Just like in nature, the past year is a reflection of the current state of flower. For me, this means that this spring there will be no sublime fruit. In other words, I will not be returning to Boston this year. After a long, well thought out decision making process, and a long conversation with my friend, Holly, I have decided to withdraw from this year’s race. There are many factors that go into this, but I feel it is in the best interest of my family, and my health, to not participate.
If I were a Greenhouse flower, my climate would always remain the same–my conditions would never change. Those predictable circumstances always yield the same results. These flowers are breathtakingly beautiful. It is such a perfect refinement, you can not resist admiring them. These are the runners who execute race after race with near perfect accuracy, and consistent, successful results. They stick to their training, and rarely wavier from their prescribed paces. They are magnificent–I could never, and would never, want to take that from them, but this is not me. I’m shaggy and unkempt, sometimes rugged, and able to withstand drought.
There have been many years in my life when I have resisted being wild. I wanted more than anything to be the perfect Greenhouse flower.

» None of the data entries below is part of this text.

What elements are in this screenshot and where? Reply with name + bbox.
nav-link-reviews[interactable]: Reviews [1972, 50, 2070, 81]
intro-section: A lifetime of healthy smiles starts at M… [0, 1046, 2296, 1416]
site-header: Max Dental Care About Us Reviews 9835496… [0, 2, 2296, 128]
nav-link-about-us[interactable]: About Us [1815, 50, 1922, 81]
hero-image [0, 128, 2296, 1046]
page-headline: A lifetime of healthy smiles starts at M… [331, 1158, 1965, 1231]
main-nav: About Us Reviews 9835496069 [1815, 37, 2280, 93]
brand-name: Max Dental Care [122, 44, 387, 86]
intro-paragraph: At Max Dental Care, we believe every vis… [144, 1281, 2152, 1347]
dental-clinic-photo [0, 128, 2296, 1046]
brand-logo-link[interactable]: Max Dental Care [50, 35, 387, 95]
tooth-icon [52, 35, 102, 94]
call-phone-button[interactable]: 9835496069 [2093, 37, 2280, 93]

I would force, and expect for this to magically happen, only to be left feeling dead inside. Insufficiency forced me to look within. There was nowhere for me to run, and nowhere for me to hide–a wildflower is a wildflower– you can’t change that, nor should you try. After much reflection, I have come to appreciate, and even prefer, my wild beauty. I am OK being feral and unruly. I have welcomed the unknown by allowing the forces of nature to guide my running.
I run when and where I want to. I run with loved ones and friends who in the past would have been “too slow”. I am humbled when the person I used to fly by, now is passing me like a high speed train. I slow down if it hurts. I sprint when it feels good. I run long on a whim and I stop short if I’m tired. I allow my running to come through me from above. I don’t question or force. I am not winning races or qualifying for Boston, but I am free.
I feel the wonder and charm with my sport that I did when I first started.
There is this pardoning that comes with being a wildflower–it feels unprocessed and organic. There will be rainy years that produce great bloom again, and I look forward to that. However, this year is a year of recovery and restoration, and I’m very much at peace with that notion. I accept the aftermath of the great aridity of 2013.
Some may say that there is no greatness to a field of wildflowers. Some may walk past and not even notice them. In my eyes, there is a unique and deep beauty to them– one that you really have to stop and ponder. I have a deep appreciation for the struggle, the tenacity, and the will the flower must endure to survive. There will be no bountiful bloom this year–I’ll recover, and wait, and wait, and wait, but don’t be surprised if one Spring comes along and you walk past a field so full of color, you won’t be able to stop yourself from pausing to gaze at it.